Dicatio ad patriam sembrano termini di antica epoca e privi di significato, ma, invero, nascondono una modalità dicostituzione di una servitù di uso pubblico su un terreno privato. Può capitare che, senza comprendere le conseguenze, si accetta di realizzare infrastrutture primarie e secondarie destinate, quindi, alla collettività; poi d'un tratto si intende chiedere la rimozione, ma inutilmente. Analizziamo ora una recentissima sentenza della Cassazione, prendendo spunto dal fatto in causa.
Due soggetti agivano nei confronti di un'azienda di telecomunicazioni per il risarcimento dei danni e per la rimozione di una condotta contenente cavi telefonici, che passava al di sotto di una strada privata. Il Tribunale rigettava la domanda, reputando "trattarsi di zona volontariamente destinata dai proprietari ad uso pubblico".
La Corte d'Appello rigettava il gravame proposto dagli attori. Proposto ricorso in cassazione, i proprietari incentrano il loro sforzo argomentativo di contrasto alla decisione, fondandolo sul dato formale dell'appartenenza della strada alla proprietà privata degli stessi. Circostanza, quest'ultima, in alcun modo messa in discussione dalla Corte d'Appello. Si è, pertanto, pronunciata la Cassazione civile sez.
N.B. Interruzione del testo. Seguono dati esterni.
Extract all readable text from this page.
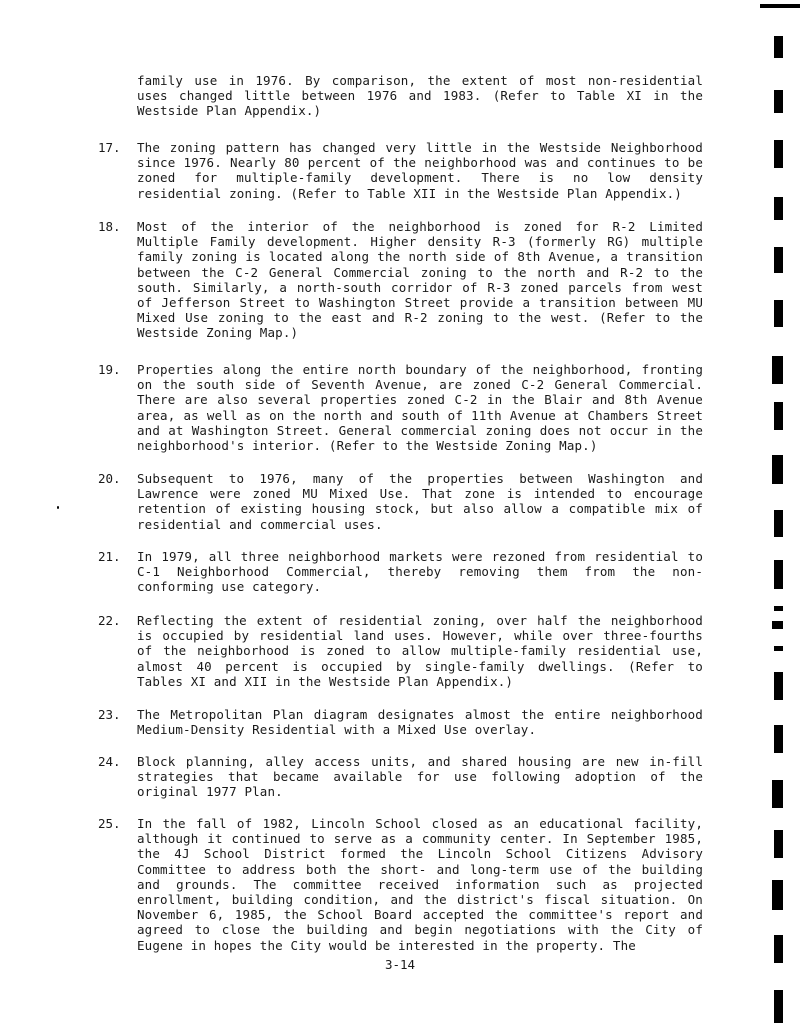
family use in 1976. By comparison, the extent of most non-residential uses changed little between 1976 and 1983. (Refer to Table XI in the Westside Plan Appendix.)

17.	The zoning pattern has changed very little in the Westside Neighborhood since 1976. Nearly 80 percent of the neighborhood was and continues to be zoned for multiple-family development. There is no low density residential zoning. (Refer to Table XII in the Westside Plan Appendix.)

18.	Most of the interior of the neighborhood is zoned for R-2 Limited Multiple Family development. Higher density R-3 (formerly RG) multiple family zoning is located along the north side of 8th Avenue, a transition between the C-2 General Commercial zoning to the north and R-2 to the south. Similarly, a north-south corridor of R-3 zoned parcels from west of Jefferson Street to Washington Street provide a transition between MU Mixed Use zoning to the east and R-2 zoning to the west. (Refer to the Westside Zoning Map.)

19.	Properties along the entire north boundary of the neighborhood, fronting on the south side of Seventh Avenue, are zoned C-2 General Commercial. There are also several properties zoned C-2 in the Blair and 8th Avenue area, as well as on the north and south of 11th Avenue at Chambers Street and at Washington Street. General commercial zoning does not occur in the neighborhood's interior. (Refer to the Westside Zoning Map.)

20.	Subsequent to 1976, many of the properties between Washington and Lawrence were zoned MU Mixed Use. That zone is intended to encourage retention of existing housing stock, but also allow a compatible mix of residential and commercial uses.

21.	In 1979, all three neighborhood markets were rezoned from residential to C-1 Neighborhood Commercial, thereby removing them from the non-conforming use category.

22.	Reflecting the extent of residential zoning, over half the neighborhood is occupied by residential land uses. However, while over three-fourths of the neighborhood is zoned to allow multiple-family residential use, almost 40 percent is occupied by single-family dwellings. (Refer to Tables XI and XII in the Westside Plan Appendix.)

23.	The Metropolitan Plan diagram designates almost the entire neighborhood Medium-Density Residential with a Mixed Use overlay.

24.	Block planning, alley access units, and shared housing are new in-fill strategies that became available for use following adoption of the original 1977 Plan.

25.	In the fall of 1982, Lincoln School closed as an educational facility, although it continued to serve as a community center. In September 1985, the 4J School District formed the Lincoln School Citizens Advisory Committee to address both the short- and long-term use of the building and grounds. The committee received information such as projected enrollment, building condition, and the district's fiscal situation. On November 6, 1985, the School Board accepted the committee's report and agreed to close the building and begin negotiations with the City of Eugene in hopes the City would be interested in the property. The

3-14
I, con sentenza del 25.09.2024, n. 25638, la quale ha rigettato il ricorso premettendo che costituisce principio costantemente ribadito dalla giurisprudenza di legittimità, quello secondo cui la dicatio ad patriam, quale modo di costituzione di una servitù di uso pubblico, postula che il proprietario, con un comportamento anche non intenzionalmente diretto a dare vita al predetto diritto, metta volontariamente il proprio bene a disposizione della collettività, con carattere di continuità e non di mera precarietà e tolleranza, assoggettandolo al relativo uso, al fine di soddisfare un'esigenza comune dei membri della collettività, e ciò indipendentemente non solo dai motivi per cui tale comportamento venga tenuto, dalla sua spontaneità e dallo spirito che lo anima, ma anche dal decorso di un congruo periodo di tempo o dall'esistenza di un
atto negoziale o un provvedimento ablativo.
Si è anche ritenuto che il comportamento del proprietario di un fondo, il quale, nel lottizzarlo, metta volontariamente e con carattere di continuità una striscia di terreno a disposizione della collettività, assoggettandola al relativo uso pedonale e carrabile, rende applicabile l'istituto della cd. "dicatio ad patriam", quale modo di costituzione di una servitù.
Ne deriva che la successiva esecuzione, da parte del Comune, di lavori di miglioria su detta striscia e, segnatamente, la realizzazione di un marciapiede, non dà luogo ad una cd. occupazione usurpativa, difettandone i presupposti della trasformazione del bene in opera pubblica e della sua radicale manipolazione in guisa da farlo divenire strutturalmente qualcosa di diverso rispetto a prima e, mancando, altresì, a monte, un provvedimento amministrativo che riveli l'intendimento della P.A. di appropriarsi della strada e di trasformarla in strada pubblica, includendola nel relativo elenco. In conclusione, dopo l'asservimento ad uso pubblico, la strada privata può essere anche oggetto di
ulteriori lavori di miglioria per l'uso collettivo.